A growing area for Purina that will see additional investment is e-commerce, she said. Industrywide, e-commerce accounts for 10 percent of pet products revenue, with 56 percent coming from grocery stores, mass retailers and club stores. About 34 percent of revenue is from pet specialty stores including PetSmart and PetCo.
“We’ve seen e-commerce grow faster than any other category,” Krueger said. “We’re shipping large bags of heavy food but consumers want convenience when it comes to pet food.”
The company also is investing heavily in its research and development arm, which has grown to 500 employees worldwide, including several hundred in St. Louis. Purina’s global R&D unit, which helps define strategy for the pet products’ business worldwide, also is based in St. Louis, where it operates a genomics lab.
Purina’s pipeline of new and recent products includes foods designed to address cognitive health for older dogs and cats and pets that are overweight. One area the company is exploring for future products is eye health to help pets overcome vision deterioration.
Recent products the company considers breakthroughs include Purina Pro Plan Bright Mind dog food, launched in 2015, that uses enhanced botanical oils for dogs aged 7 and older to improve memory and decision making. Purina NeuroCare, available through veterinarians beginning this year, uses medium chain triglyceride oil to help dogs with epilepsy.

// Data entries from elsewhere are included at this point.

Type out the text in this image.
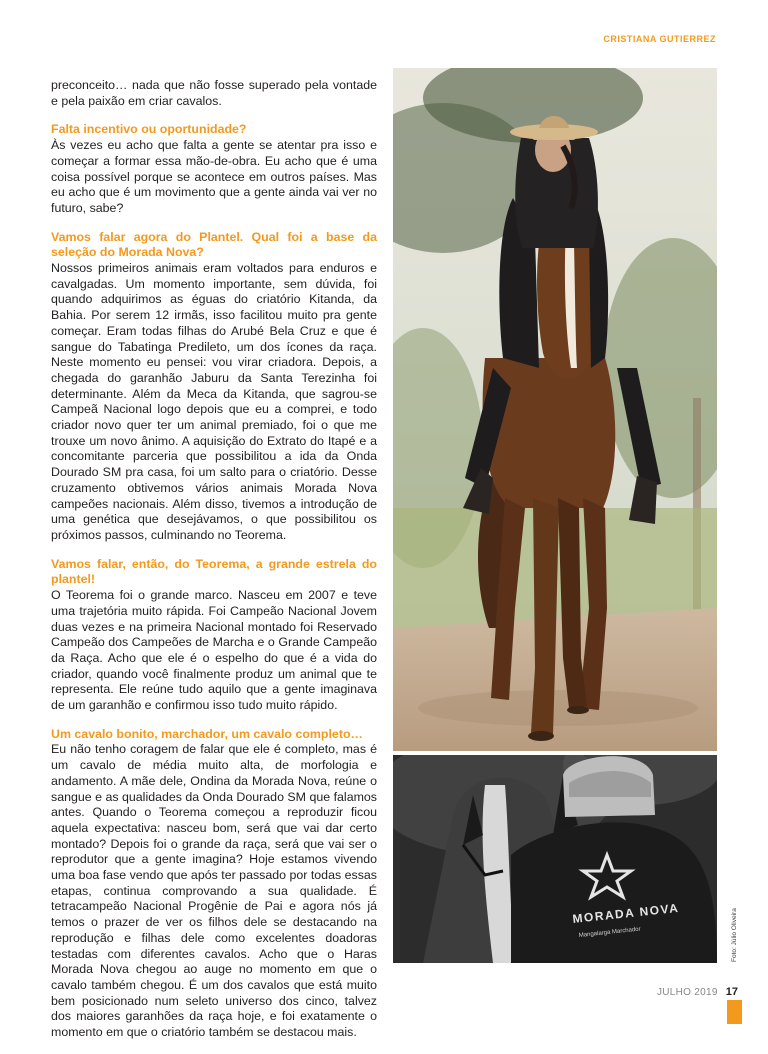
CRISTIANA GUTIERREZ

preconceito… nada que não fosse superado pela vontade e pela paixão em criar cavalos.

Falta incentivo ou oportunidade?
Às vezes eu acho que falta a gente se atentar pra isso e começar a formar essa mão-de-obra. Eu acho que é uma coisa possível porque se acontece em outros países. Mas eu acho que é um movimento que a gente ainda vai ver no futuro, sabe?

Vamos falar agora do Plantel. Qual foi a base da seleção do Morada Nova?
Nossos primeiros animais eram voltados para enduros e cavalgadas. Um momento importante, sem dúvida, foi quando adquirimos as éguas do criatório Kitanda, da Bahia. Por serem 12 irmãs, isso facilitou muito pra gente começar. Eram todas filhas do Arubé Bela Cruz e que é sangue do Tabatinga Predileto, um dos ícones da raça. Neste momento eu pensei: vou virar criadora. Depois, a chegada do garanhão Jaburu da Santa Terezinha foi determinante. Além da Meca da Kitanda, que sagrou-se Campeã Nacional logo depois que eu a comprei, e todo criador novo quer ter um animal premiado, foi o que me trouxe um novo ânimo. A aquisição do Extrato do Itapé e a concomitante parceria que possibilitou a ida da Onda Dourado SM pra casa, foi um salto para o criatório. Desse cruzamento obtivemos vários animais Morada Nova campeões nacionais. Além disso, tivemos a introdução de uma genética que desejávamos, o que possibilitou os próximos passos, culminando no Teorema.

Vamos falar, então, do Teorema, a grande estrela do plantel!
O Teorema foi o grande marco. Nasceu em 2007 e teve uma trajetória muito rápida. Foi Campeão Nacional Jovem duas vezes e na primeira Nacional montado foi Reservado Campeão dos Campeões de Marcha e o Grande Campeão da Raça. Acho que ele é o espelho do que é a vida do criador, quando você finalmente produz um animal que te representa. Ele reúne tudo aquilo que a gente imaginava de um garanhão e confirmou isso tudo muito rápido.

Um cavalo bonito, marchador, um cavalo completo…
Eu não tenho coragem de falar que ele é completo, mas é um cavalo de média muito alta, de morfologia e andamento. A mãe dele, Ondina da Morada Nova, reúne o sangue e as qualidades da Onda Dourado SM que falamos antes. Quando o Teorema começou a reproduzir ficou aquela expectativa: nasceu bom, será que vai dar certo montado? Depois foi o grande da raça, será que vai ser o reprodutor que a gente imagina? Hoje estamos vivendo uma boa fase vendo que após ter passado por todas essas etapas, continua comprovando a sua qualidade. É tetracampeão Nacional Progênie de Pai e agora nós já temos o prazer de ver os filhos dele se destacando na reprodução e filhas dele como excelentes doadoras testadas com diferentes cavalos. Acho que o Haras Morada Nova chegou ao auge no momento em que o cavalo também chegou. É um dos cavalos que está muito bem posicionado num seleto universo dos cinco, talvez dos maiores garanhões da raça hoje, e foi exatamente o momento em que o criatório também se destacou mais.

MORADA NOVA
Mangalarga Marchador	Foto: Júlio Oliveira
JULHO 2019 17
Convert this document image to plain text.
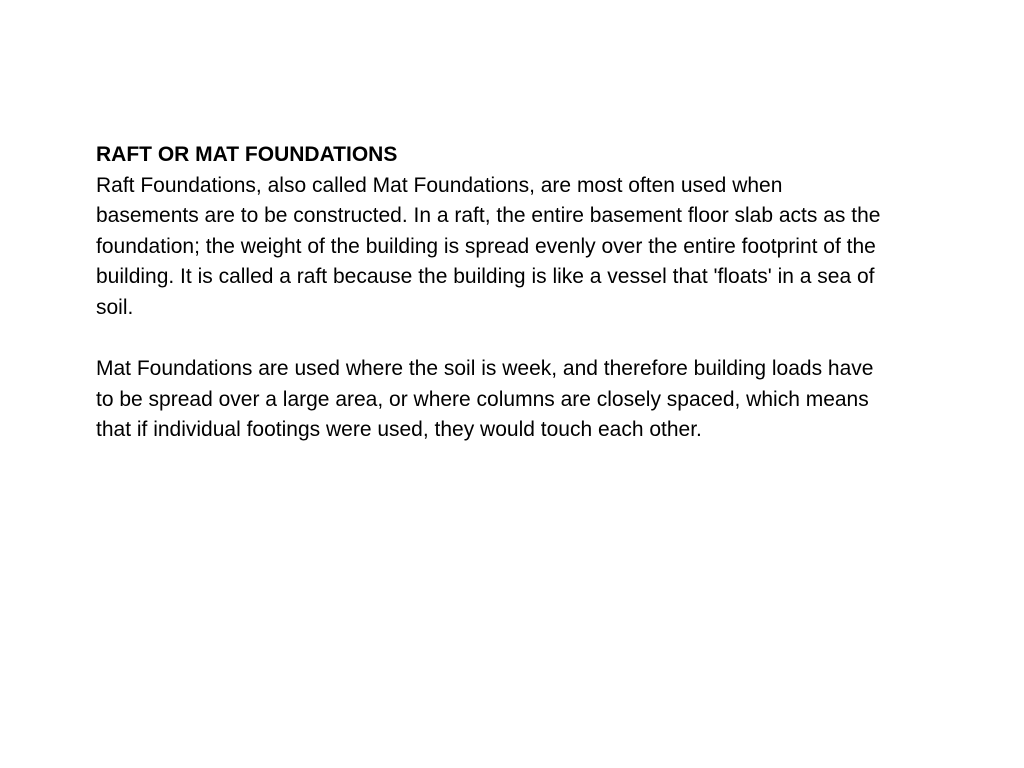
RAFT OR MAT FOUNDATIONS

Raft Foundations, also called Mat Foundations, are most often used when basements are to be constructed. In a raft, the entire basement floor slab acts as the foundation; the weight of the building is spread evenly over the entire footprint of the building. It is called a raft because the building is like a vessel that 'floats' in a sea of soil.

Mat Foundations are used where the soil is week, and therefore building loads have to be spread over a large area, or where columns are closely spaced, which means that if individual footings were used, they would touch each other.
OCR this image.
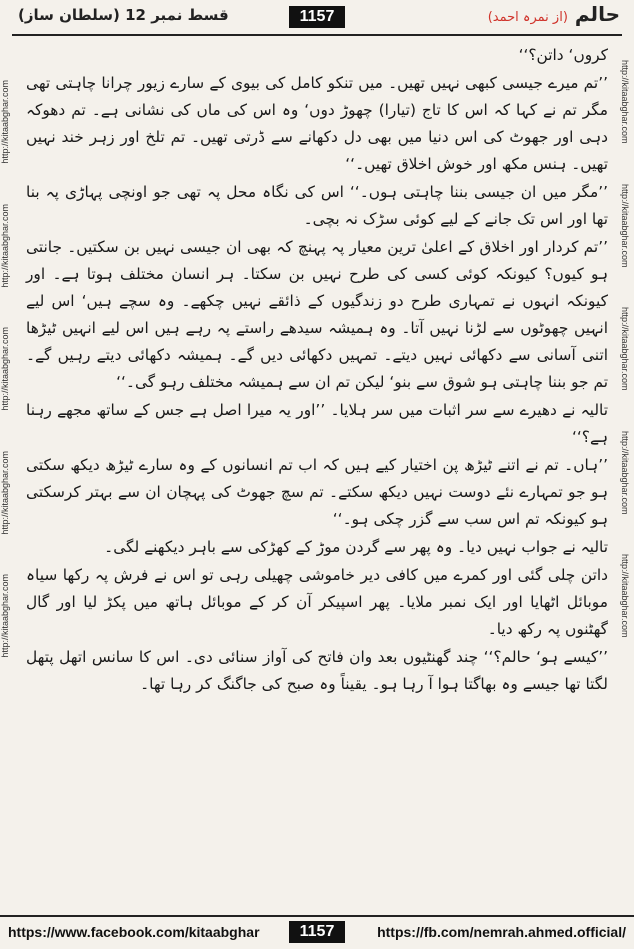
حالم (از نمرہ احمد)
1157
قسط نمبر 12 (سلطان ساز)
http://kitaabghar.com
http://kitaabghar.com
http://kitaabghar.com
http://kitaabghar.com
http://kitaabghar.com
http://kitaabghar.com
http://kitaabghar.com
http://kitaabghar.com
http://kitaabghar.com
http://kitaabghar.com

کروں‘ داتن؟‘‘

’’تم میرے جیسی کبھی نہیں تھیں۔ میں تنکو کامل کی بیوی کے سارے زیور چرانا چاہتی تھی مگر تم نے کہا کہ اس کا تاج (تیارا) چھوڑ دوں‘ وہ اس کی ماں کی نشانی ہے۔ تم دھوکہ دہی اور جھوٹ کی اس دنیا میں بھی دل دکھانے سے ڈرتی تھیں۔ تم تلخ اور زہر خند نہیں تھیں۔ ہنس مکھ اور خوش اخلاق تھیں۔‘‘

’’مگر میں ان جیسی بننا چاہتی ہوں۔‘‘ اس کی نگاہ محل پہ تھی جو اونچی پہاڑی پہ بنا تھا اور اس تک جانے کے لیے کوئی سڑک نہ بچی۔

’’تم کردار اور اخلاق کے اعلیٰ ترین معیار پہ پہنچ کہ بھی ان جیسی نہیں بن سکتیں۔ جانتی ہو کیوں؟ کیونکہ کوئی کسی کی طرح نہیں بن سکتا۔ ہر انسان مختلف ہوتا ہے۔ اور کیونکہ انہوں نے تمہاری طرح دو زندگیوں کے ذائقے نہیں چکھے۔ وہ سچے ہیں‘ اس لیے انہیں چھوٹوں سے لڑنا نہیں آتا۔ وہ ہمیشہ سیدھے راستے پہ رہے ہیں اس لیے انہیں ٹیڑھا اتنی آسانی سے دکھائی نہیں دیتے۔ تمہیں دکھائی دیں گے۔ ہمیشہ دکھائی دیتے رہیں گے۔ تم جو بننا چاہتی ہو شوق سے بنو‘ لیکن تم ان سے ہمیشہ مختلف رہو گی۔‘‘

تالیہ نے دھیرے سے سر اثبات میں سر ہلایا۔ ’’اور یہ میرا اصل ہے جس کے ساتھ مجھے رہنا ہے؟‘‘

’’ہاں۔ تم نے اتنے ٹیڑھ پن اختیار کیے ہیں کہ اب تم انسانوں کے وہ سارے ٹیڑھ دیکھ سکتی ہو جو تمہارے نئے دوست نہیں دیکھ سکتے۔ تم سچ جھوٹ کی پہچان ان سے بہتر کرسکتی ہو کیونکہ تم اس سب سے گزر چکی ہو۔‘‘

تالیہ نے جواب نہیں دیا۔ وہ پھر سے گردن موڑ کے کھڑکی سے باہر دیکھنے لگی۔

داتن چلی گئی اور کمرے میں کافی دیر خاموشی چھیلی رہی تو اس نے فرش پہ رکھا سیاہ موبائل اٹھایا اور ایک نمبر ملایا۔ پھر اسپیکر آن کر کے موبائل ہاتھ میں پکڑ لیا اور گال گھٹنوں پہ رکھ دیا۔

’’کیسے ہو‘ حالم؟‘‘ چند گھنٹیوں بعد وان فاتح کی آواز سنائی دی۔ اس کا سانس اتھل پتھل لگتا تھا جیسے وہ بھاگتا ہوا آ رہا ہو۔ یقیناً وہ صبح کی جاگنگ کر رہا تھا۔

https://www.facebook.com/kitaabghar	1157	https://fb.com/nemrah.ahmed.official/
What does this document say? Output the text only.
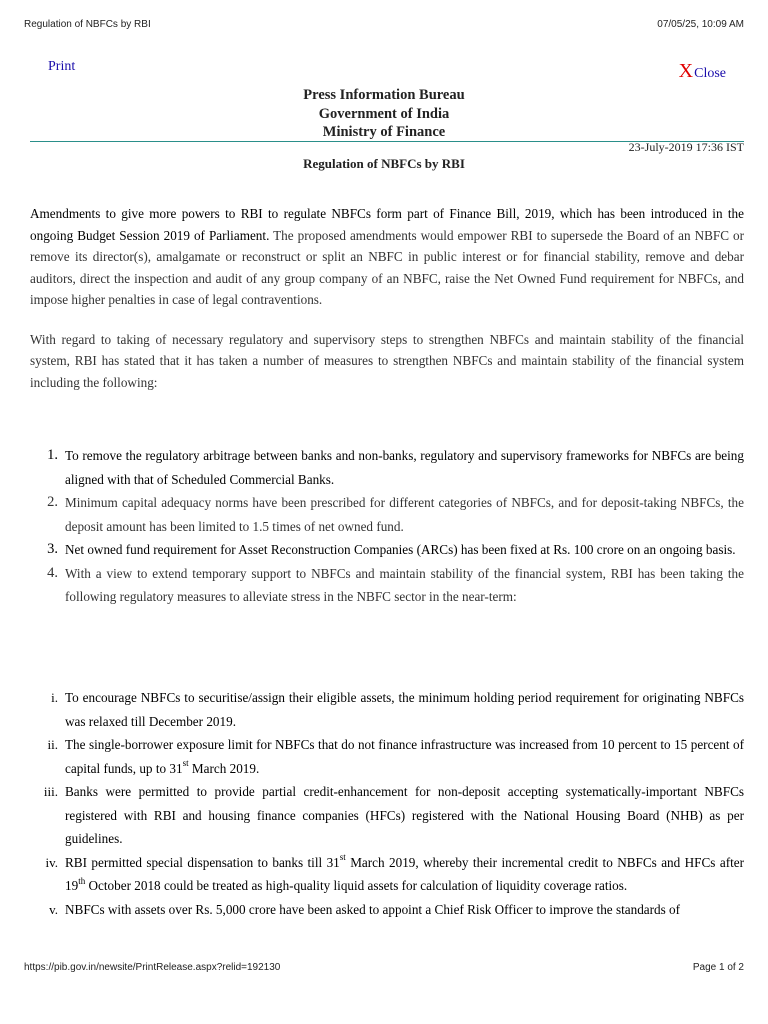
Regulation of NBFCs by RBI	07/05/25, 10:09 AM
Print	X Close
Press Information Bureau
Government of India
Ministry of Finance
23-July-2019 17:36 IST
Regulation of NBFCs by RBI

Amendments to give more powers to RBI to regulate NBFCs form part of Finance Bill, 2019, which has been introduced in the ongoing Budget Session 2019 of Parliament. The proposed amendments would empower RBI to supersede the Board of an NBFC or remove its director(s), amalgamate or reconstruct or split an NBFC in public interest or for financial stability, remove and debar auditors, direct the inspection and audit of any group company of an NBFC, raise the Net Owned Fund requirement for NBFCs, and impose higher penalties in case of legal contraventions.

With regard to taking of necessary regulatory and supervisory steps to strengthen NBFCs and maintain stability of the financial system, RBI has stated that it has taken a number of measures to strengthen NBFCs and maintain stability of the financial system including the following:

1. To remove the regulatory arbitrage between banks and non-banks, regulatory and supervisory frameworks for NBFCs are being aligned with that of Scheduled Commercial Banks.
2. Minimum capital adequacy norms have been prescribed for different categories of NBFCs, and for deposit-taking NBFCs, the deposit amount has been limited to 1.5 times of net owned fund.
3. Net owned fund requirement for Asset Reconstruction Companies (ARCs) has been fixed at Rs. 100 crore on an ongoing basis.
4. With a view to extend temporary support to NBFCs and maintain stability of the financial system, RBI has been taking the following regulatory measures to alleviate stress in the NBFC sector in the near-term:
i. To encourage NBFCs to securitise/assign their eligible assets, the minimum holding period requirement for originating NBFCs was relaxed till December 2019.
ii. The single-borrower exposure limit for NBFCs that do not finance infrastructure was increased from 10 percent to 15 percent of capital funds, up to 31st March 2019.
iii. Banks were permitted to provide partial credit-enhancement for non-deposit accepting systematically-important NBFCs registered with RBI and housing finance companies (HFCs) registered with the National Housing Board (NHB) as per guidelines.
iv. RBI permitted special dispensation to banks till 31st March 2019, whereby their incremental credit to NBFCs and HFCs after 19th October 2018 could be treated as high-quality liquid assets for calculation of liquidity coverage ratios.
v. NBFCs with assets over Rs. 5,000 crore have been asked to appoint a Chief Risk Officer to improve the standards of
https://pib.gov.in/newsite/PrintRelease.aspx?relid=192130	Page 1 of 2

“We’re looking at areas that pet owners are struggling with and look to ways to solve that,” said Dan Smith, Purina’s vice president of R&D. “We believe it’s possible, and ask, ‘How can we provide nutrition for pets to become the best they can be?’”
Another new product targeting overweight dogs and cats that Purina plans to launch in January in specialty stores is Purina Pro Plan Simply Fit, a patented weight management system that includes two bags of dry pet food: one product delivers 25 percent fewer calories per serving than the other, Smith said, but with the same daily portion size. The two products are designed so pet owners alternate each week between the two to help pets maintain an active metabolism.
“We have hundreds of patents and we’re growing them all the time,” Smith said.
Its research and development efforts extend beyond the company’s own products. This weekend, Purina invited engineers, technologists and students to participate in its first “Better With Pets” hackathon to spend 48 hours creating pet-friendly technologies with the goal of making St. Louis the most pet-friendly city in the U.S.
“Purina knows nutrition better than anyone,” Krueger added. “It’s probably one of the best times to be a pet owner.”